Using any other sources or failing fully to cite the sources used will constitute plagiarism and a grade of zero for your paper.
- One of Marcuse’s criticism of Freud is that Freud considered the Reality Principle to necessarily manifest itself in the form of the Performance Principle, and since the Performance Principle necessitates domination, alienation, and instrumental rationality, repression of both Eros and Thanatos becomes a necessity. Explain why Marcuse thinks that Freud is mistaken about the relationship between the Reality Principle and the Performance Principle and how, by severing the necessary relationship between the two, a non-repressive development of Eros and Thanatos becomes possible (the emphasis here should be mainly on the possibility of transforming the performance principle).

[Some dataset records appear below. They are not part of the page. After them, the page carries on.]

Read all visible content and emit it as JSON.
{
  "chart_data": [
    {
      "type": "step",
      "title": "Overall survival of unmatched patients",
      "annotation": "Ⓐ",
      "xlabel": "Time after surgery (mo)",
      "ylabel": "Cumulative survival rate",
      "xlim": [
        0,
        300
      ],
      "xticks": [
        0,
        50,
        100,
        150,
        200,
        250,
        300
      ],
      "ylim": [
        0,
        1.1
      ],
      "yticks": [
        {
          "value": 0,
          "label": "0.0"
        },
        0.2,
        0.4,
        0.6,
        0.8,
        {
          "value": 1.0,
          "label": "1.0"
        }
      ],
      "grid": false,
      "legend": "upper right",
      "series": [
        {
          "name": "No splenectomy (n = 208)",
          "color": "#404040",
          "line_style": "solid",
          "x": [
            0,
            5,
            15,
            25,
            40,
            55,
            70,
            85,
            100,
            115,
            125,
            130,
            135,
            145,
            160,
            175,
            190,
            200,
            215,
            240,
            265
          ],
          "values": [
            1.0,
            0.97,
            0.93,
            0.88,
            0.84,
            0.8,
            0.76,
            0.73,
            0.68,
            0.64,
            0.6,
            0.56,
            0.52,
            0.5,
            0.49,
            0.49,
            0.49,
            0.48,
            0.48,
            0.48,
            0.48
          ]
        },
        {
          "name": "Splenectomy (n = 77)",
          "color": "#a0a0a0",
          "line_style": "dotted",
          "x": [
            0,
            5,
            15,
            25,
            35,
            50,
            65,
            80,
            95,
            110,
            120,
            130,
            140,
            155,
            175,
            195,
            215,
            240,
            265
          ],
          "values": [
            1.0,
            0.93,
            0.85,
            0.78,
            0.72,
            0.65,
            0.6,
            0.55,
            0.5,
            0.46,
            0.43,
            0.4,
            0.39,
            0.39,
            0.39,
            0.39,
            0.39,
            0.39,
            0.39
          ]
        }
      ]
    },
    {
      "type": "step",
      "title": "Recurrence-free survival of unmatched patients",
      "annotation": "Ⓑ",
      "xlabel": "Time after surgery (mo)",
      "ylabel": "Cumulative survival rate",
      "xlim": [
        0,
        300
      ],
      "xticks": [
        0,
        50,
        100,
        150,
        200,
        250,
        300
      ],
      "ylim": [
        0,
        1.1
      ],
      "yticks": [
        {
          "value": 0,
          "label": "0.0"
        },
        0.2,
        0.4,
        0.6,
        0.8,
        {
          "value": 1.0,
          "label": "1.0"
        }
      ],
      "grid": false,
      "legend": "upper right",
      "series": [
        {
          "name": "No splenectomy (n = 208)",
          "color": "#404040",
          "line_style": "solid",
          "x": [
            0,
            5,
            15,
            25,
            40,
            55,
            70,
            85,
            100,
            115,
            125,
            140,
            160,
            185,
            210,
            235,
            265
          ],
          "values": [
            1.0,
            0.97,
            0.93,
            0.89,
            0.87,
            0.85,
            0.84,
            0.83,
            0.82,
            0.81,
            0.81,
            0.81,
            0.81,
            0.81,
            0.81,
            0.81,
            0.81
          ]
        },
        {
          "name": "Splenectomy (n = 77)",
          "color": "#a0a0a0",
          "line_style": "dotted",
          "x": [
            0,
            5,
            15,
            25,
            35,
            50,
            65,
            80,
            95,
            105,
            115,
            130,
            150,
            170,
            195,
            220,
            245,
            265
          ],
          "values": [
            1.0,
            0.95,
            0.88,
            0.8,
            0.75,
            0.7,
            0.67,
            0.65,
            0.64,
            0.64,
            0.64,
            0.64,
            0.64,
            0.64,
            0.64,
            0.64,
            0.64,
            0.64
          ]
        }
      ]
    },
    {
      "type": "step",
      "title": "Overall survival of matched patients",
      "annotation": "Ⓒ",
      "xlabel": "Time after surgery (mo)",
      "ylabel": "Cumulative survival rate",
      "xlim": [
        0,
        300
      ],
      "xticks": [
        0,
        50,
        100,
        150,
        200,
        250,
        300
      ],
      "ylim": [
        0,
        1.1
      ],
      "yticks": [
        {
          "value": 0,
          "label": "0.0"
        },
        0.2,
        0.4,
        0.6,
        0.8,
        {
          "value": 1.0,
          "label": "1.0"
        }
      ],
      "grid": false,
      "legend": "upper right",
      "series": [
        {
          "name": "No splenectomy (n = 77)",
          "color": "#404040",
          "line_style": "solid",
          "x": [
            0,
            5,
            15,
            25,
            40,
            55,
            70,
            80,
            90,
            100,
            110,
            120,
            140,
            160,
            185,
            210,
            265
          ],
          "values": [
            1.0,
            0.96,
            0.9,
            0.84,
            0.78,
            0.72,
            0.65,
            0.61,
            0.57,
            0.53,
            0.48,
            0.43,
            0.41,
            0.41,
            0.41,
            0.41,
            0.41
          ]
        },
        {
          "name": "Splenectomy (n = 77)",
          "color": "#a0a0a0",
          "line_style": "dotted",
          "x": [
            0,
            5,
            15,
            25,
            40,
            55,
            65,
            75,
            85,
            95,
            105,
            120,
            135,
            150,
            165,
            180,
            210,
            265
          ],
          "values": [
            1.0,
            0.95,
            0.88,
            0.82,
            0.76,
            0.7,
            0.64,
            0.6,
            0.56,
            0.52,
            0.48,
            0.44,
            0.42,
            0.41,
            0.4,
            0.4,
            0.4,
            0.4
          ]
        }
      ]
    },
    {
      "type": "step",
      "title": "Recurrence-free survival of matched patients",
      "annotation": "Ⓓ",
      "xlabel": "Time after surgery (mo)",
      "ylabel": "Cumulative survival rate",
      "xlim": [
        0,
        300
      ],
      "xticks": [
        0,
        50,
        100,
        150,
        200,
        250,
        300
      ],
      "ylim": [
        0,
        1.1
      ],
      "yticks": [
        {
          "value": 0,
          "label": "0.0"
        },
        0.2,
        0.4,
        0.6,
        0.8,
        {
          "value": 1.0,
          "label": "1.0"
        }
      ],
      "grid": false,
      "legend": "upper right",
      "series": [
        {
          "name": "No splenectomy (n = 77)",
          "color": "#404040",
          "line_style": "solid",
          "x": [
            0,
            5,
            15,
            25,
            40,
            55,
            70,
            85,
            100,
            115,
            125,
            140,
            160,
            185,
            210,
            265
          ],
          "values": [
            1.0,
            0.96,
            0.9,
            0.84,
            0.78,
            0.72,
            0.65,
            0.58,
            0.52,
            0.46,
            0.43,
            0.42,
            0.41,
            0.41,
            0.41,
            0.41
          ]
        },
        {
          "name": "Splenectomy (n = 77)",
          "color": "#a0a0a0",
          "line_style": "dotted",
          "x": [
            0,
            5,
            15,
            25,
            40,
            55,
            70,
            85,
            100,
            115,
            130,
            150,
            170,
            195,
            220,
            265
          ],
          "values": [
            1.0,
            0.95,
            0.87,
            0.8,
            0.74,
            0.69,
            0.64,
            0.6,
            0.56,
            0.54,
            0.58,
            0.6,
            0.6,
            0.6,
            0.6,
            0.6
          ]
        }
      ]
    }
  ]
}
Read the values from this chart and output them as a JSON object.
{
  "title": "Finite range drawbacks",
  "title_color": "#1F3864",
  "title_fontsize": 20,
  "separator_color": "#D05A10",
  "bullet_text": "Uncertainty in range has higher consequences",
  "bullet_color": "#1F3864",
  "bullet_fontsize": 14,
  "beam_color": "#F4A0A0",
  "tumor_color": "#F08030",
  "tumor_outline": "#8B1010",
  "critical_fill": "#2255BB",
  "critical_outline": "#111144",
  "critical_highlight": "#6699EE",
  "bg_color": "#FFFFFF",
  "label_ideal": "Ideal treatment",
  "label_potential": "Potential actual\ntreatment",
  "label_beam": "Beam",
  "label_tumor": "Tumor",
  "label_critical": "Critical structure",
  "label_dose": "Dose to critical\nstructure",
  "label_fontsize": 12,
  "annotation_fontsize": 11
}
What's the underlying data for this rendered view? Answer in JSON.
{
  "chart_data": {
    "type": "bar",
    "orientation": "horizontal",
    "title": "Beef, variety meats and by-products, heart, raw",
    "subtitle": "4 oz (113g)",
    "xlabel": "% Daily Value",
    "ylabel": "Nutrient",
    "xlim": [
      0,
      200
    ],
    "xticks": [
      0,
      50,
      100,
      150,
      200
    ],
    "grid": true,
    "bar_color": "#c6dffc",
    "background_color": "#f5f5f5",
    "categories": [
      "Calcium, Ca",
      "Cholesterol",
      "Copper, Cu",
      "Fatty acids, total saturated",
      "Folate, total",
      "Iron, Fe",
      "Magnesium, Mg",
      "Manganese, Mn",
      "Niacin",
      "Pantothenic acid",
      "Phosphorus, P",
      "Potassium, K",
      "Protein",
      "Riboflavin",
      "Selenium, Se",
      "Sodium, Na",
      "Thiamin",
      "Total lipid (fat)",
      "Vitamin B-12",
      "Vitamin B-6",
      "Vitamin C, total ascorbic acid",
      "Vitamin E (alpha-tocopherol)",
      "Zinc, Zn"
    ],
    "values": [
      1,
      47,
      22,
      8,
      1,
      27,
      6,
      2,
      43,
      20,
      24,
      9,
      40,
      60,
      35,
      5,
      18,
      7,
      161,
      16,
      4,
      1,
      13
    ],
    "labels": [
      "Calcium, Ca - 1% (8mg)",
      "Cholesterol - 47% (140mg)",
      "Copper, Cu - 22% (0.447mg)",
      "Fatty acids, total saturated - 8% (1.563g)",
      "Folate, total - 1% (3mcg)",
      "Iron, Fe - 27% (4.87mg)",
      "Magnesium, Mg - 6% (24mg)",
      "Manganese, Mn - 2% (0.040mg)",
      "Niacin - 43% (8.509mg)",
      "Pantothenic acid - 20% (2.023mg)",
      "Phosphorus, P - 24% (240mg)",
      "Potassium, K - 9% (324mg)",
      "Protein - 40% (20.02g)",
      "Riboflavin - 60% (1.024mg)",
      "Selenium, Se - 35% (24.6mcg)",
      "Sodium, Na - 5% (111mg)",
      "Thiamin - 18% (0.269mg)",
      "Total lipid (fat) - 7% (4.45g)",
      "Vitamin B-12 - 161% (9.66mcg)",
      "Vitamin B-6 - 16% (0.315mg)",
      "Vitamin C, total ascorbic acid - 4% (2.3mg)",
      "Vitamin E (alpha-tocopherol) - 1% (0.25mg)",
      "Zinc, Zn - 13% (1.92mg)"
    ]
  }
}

- One of Freud’s core contentions is that civilization is only possible through work, and that work is only possible through thorough repression of our libidinal instincts. Marcuse, on the other hand, believes in the possibility of non-repressive development of our libidinal instincts compatible with our modern civilization. Explain Marcuse’s argument for this latter possibility and assess the strength of Marcuse’s argument (the emphasis here should be mainly on the possibility of liberating the Eros from an exclusive genital interpretation as is done in ch.10).
3. Marcuse contends that some of our most elevated achievements, such as art, music, and literature—as well as our leisure time—are easily coopted and integrated by our repressive society under the performance principle. In spite of this, he claims that not everything in us can be so coopted and/or integrated and that we do have a source of revolutionary resistance in us. Explain what the content of this revolutionary resistance is and how it can allegedly escape the material comforts of modern society. Is Marcuse’s argument plausible?